Hive is an open-source GraphQL platform designed to help teams manage, monitor, and secure their GraphQL APIs—whether they use federation, stitching, or standalone endpoints. Built by The Guild, it provides a schema registry that prevents breaking changes, tracks usage patterns, and integrates with CI/CD pipelines. With both cloud-hosted and self-hosted options, Hive empowers developers to gain visibility into their GraphQL APIs’ performance, evolution, and consumer behavior without vendor lock-in. It’s ideal for engineering teams managing complex GraphQL architectures at scale, especially those using GitHub Actions, GitLab CI, or similar tooling to enforce schema safety.
What You Get
- Schema Registry - Tracks and versionizes GraphQL schemas across federation and standalone APIs, with full change history and CDN-backed high availability via Cloudflare.
- Breaking Change Prevention - Automatically analyzes schema changes against live operations to detect breaking modifications before deployment, configurable via Slack, GitHub, or custom webhooks.
- Performance Monitoring - Collects real-time metrics including query latency, RPM, error rates, and active client counts to identify slow or problematic operations.
- CI/CD Integration - Hive CLI enforces schema validation in GitHub, BitBucket, and Azure DevOps pipelines using
hive schema:check to block merges on breaking changes.
- GitHub PR Status Checks - Native GitHub App automatically adds commit status checks to pull requests, showing schema validation results directly in the PR interface.
- Multi-Source Schema Support - Supports GraphQL Federation, Stitching, and standalone APIs with unified schema composition and visualization.
Common Use Cases
- Building a federated GraphQL gateway with multiple microservices - Teams using Apollo Federation or graphql-tools stitching use Hive to validate schema changes across services before deployment, ensuring compatibility and preventing runtime failures.
- Scaling a public GraphQL API with 10k+ daily queries - Monitoring features help identify high-latency operations and frequent errors, enabling proactive optimization before users are impacted.
- Problem: Breaking schema changes in PRs cause production outages → Solution: Hive’s GitHub App blocks merges if a schema change violates operational contracts, enforced via
hive schema:check in CI
- DevOps teams managing GraphQL APIs across multiple environments - Hive’s self-hosted option allows deployment on K8s with Postgres, Redis, and ClickHouse for centralized schema governance and analytics without relying on third-party SaaS.
Under The Hood
GraphQL Hive Console is a sophisticated platform designed for managing, monitoring, and governing GraphQL APIs at scale. It combines modern infrastructure patterns with a strong emphasis on observability, developer experience, and extensibility across distributed systems.
Architecture
The system follows a modular monorepo architecture that enables clear separation of concerns across libraries, services, and deployment configurations.
- The codebase is organized into distinct packages with well-defined roles for core functionality, tooling, and infrastructure.
- Extensive use of configuration-driven setups and custom span processors supports flexible and scalable deployment models.
- A robust API gateway and service integration layer facilitate communication between components and external systems.
Tech Stack
The project leverages a multi-language tech stack centered on TypeScript and Rust, integrating modern web and cloud-native tools.

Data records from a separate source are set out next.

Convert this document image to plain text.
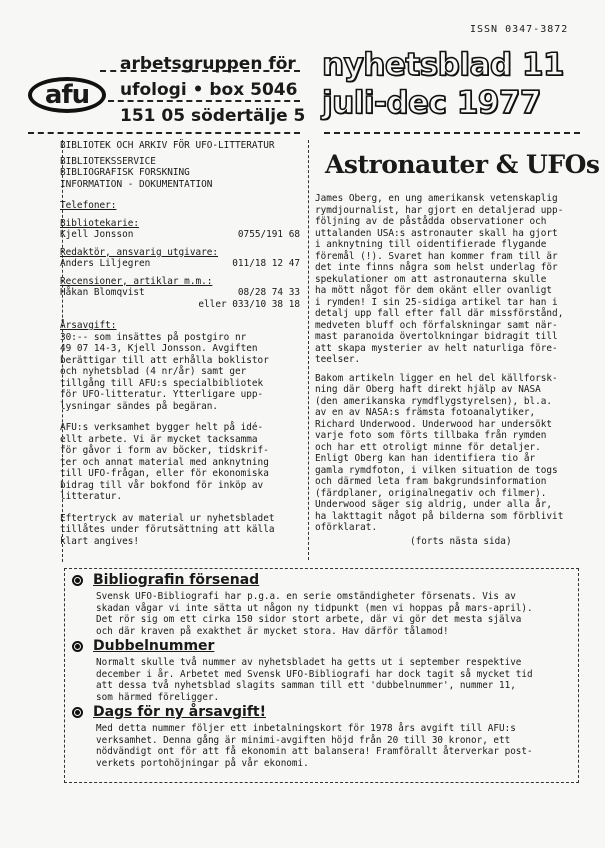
ISSN 0347-3872
afu
arbetsgruppen för
ufologi • box 5046
151 05 södertälje 5
nyhetsblad 11
juli-dec 1977

BIBLIOTEK OCH ARKIV FÖR UFO-LITTERATUR

BIBLIOTEKSSERVICE

BIBLIOGRAFISK FORSKNING

INFORMATION - DOKUMENTATION

Telefoner:

Bibliotekarie:

Kjell Jonsson	0755/191 68

Redaktör, ansvarig utgivare:

Anders Liljegren	011/18 12 47

Recensioner, artiklar m.m.:

Håkan Blomqvist	08/28 74 33

eller 033/10 38 18

Årsavgift:

30:-- som insättes på postgiro nr

49 07 14-3, Kjell Jonsson. Avgiften

berättigar till att erhålla boklistor

och nyhetsblad (4 nr/år) samt ger

tillgång till AFU:s specialbibliotek

för UFO-litteratur. Ytterligare upp-

lysningar sändes på begäran.

AFU:s verksamhet bygger helt på idé-

ellt arbete. Vi är mycket tacksamma

för gåvor i form av böcker, tidskrif-

ter och annat material med anknytning

till UFO-frågan, eller för ekonomiska

bidrag till vår bokfond för inköp av

litteratur.

Eftertryck av material ur nyhetsbladet

tillåtes under förutsättning att källa

klart angives!

Astronauter & UFOs

James Oberg, en ung amerikansk vetenskaplig

rymdjournalist, har gjort en detaljerad upp-

följning av de påstådda observationer och

uttalanden USA:s astronauter skall ha gjort

i anknytning till oidentifierade flygande

föremål (!). Svaret han kommer fram till är

det inte finns några som helst underlag för

spekulationer om att astronauterna skulle

ha mött något för dem okänt eller ovanligt

i rymden! I sin 25-sidiga artikel tar han i

detalj upp fall efter fall där missförstånd,

medveten bluff och förfalskningar samt när-

mast paranoida övertolkningar bidragit till

att skapa mysterier av helt naturliga före-

teelser.

Bakom artikeln ligger en hel del källforsk-

ning där Oberg haft direkt hjälp av NASA

(den amerikanska rymdflygstyrelsen), bl.a.

av en av NASA:s främsta fotoanalytiker,

Richard Underwood. Underwood har undersökt

varje foto som förts tillbaka från rymden

och har ett otroligt minne för detaljer.

Enligt Oberg kan han identifiera tio år

gamla rymdfoton, i vilken situation de togs

och därmed leta fram bakgrundsinformation

(färdplaner, originalnegativ och filmer).

Underwood säger sig aldrig, under alla år,

ha lakttagit något på bilderna som förblivit

oförklarat.

(forts nästa sida)

Bibliografin försenad

Svensk UFO-Bibliografi har p.g.a. en serie omständigheter försenats. Vis av

skadan vågar vi inte sätta ut någon ny tidpunkt (men vi hoppas på mars-april).

Det rör sig om ett cirka 150 sidor stort arbete, där vi gör det mesta själva

och där kraven på exakthet är mycket stora. Hav därför tålamod!

Dubbelnummer

Normalt skulle två nummer av nyhetsbladet ha getts ut i september respektive

december i år. Arbetet med Svensk UFO-Bibliografi har dock tagit så mycket tid

att dessa två nyhetsblad slagits samman till ett 'dubbelnummer', nummer 11,

som härmed föreligger.

Dags för ny årsavgift!

Med detta nummer följer ett inbetalningskort för 1978 års avgift till AFU:s

verksamhet. Denna gång är minimi-avgiften höjd från 20 till 30 kronor, ett

nödvändigt ont för att få ekonomin att balansera! Framförallt återverkar post-

verkets portohöjningar på vår ekonomi.
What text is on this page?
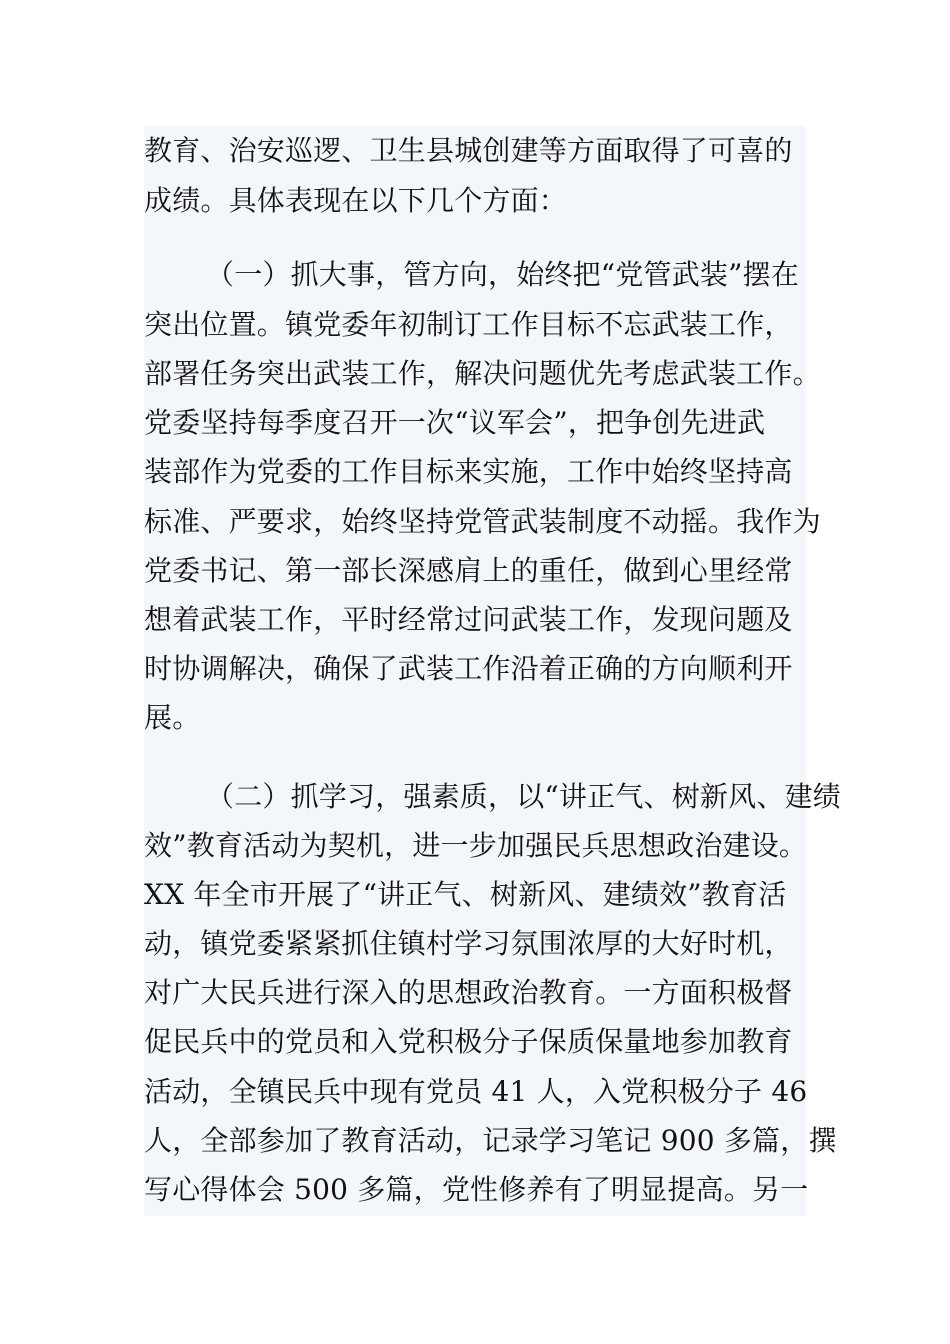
教育、治安巡逻、卫生县城创建等方面取得了可喜的
成绩。具体表现在以下几个方面：
（一）抓大事，管方向，始终把“党管武装”摆在
突出位置。镇党委年初制订工作目标不忘武装工作，
部署任务突出武装工作，解决问题优先考虑武装工作。
党委坚持每季度召开一次“议军会”，把争创先进武
装部作为党委的工作目标来实施，工作中始终坚持高
标准、严要求，始终坚持党管武装制度不动摇。我作为
党委书记、第一部长深感肩上的重任，做到心里经常
想着武装工作，平时经常过问武装工作，发现问题及
时协调解决，确保了武装工作沿着正确的方向顺利开
展。
（二）抓学习，强素质，以“讲正气、树新风、建绩
效”教育活动为契机，进一步加强民兵思想政治建设。
XX 年全市开展了“讲正气、树新风、建绩效”教育活
动，镇党委紧紧抓住镇村学习氛围浓厚的大好时机，
对广大民兵进行深入的思想政治教育。一方面积极督
促民兵中的党员和入党积极分子保质保量地参加教育
活动，全镇民兵中现有党员 41 人，入党积极分子 46
人，全部参加了教育活动，记录学习笔记 900 多篇，撰
写心得体会 500 多篇，党性修养有了明显提高。另一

- Built primarily with TypeScript and React/Next.js for frontend, complemented by Rust for performance-critical backend services.
- Integrates extensively with GraphQL-Hive ecosystem, OpenTelemetry, Pulumi, and cloud-native platforms like Kubernetes and AWS.
- Employs Turborepo for monorepo management, tsup and vitest for builds and tests, and Docker for containerized deployments.
Code Quality
The codebase reflects a mature approach to testing and error handling, with consistent patterns across modules.
- Comprehensive test coverage includes unit, integration, and end-to-end scenarios with Vitest and Cypress.
- Error handling is implemented using standard try/catch patterns, ensuring resilience in distributed environments.
- Code style and naming conventions are mostly consistent, although some structural complexity introduces maintainability challenges.
What Makes It Unique
GraphQL Hive Console distinguishes itself through its deep integration of observability, infrastructure flexibility, and developer-centric tooling.
- Offers modular deployment support across Kubernetes, Docker, and cloud services, enabling diverse operational models.
- Native integration with Grafana dashboards and OpenTelemetry extensions provides real-time schema and performance insights.
- Strong emphasis on secret management and configuration abstraction enables secure, dynamic handling of environment-specific settings.
- A TypeScript-first approach with rich UI components simplifies schema composition, usage tracking, and API governance for developers.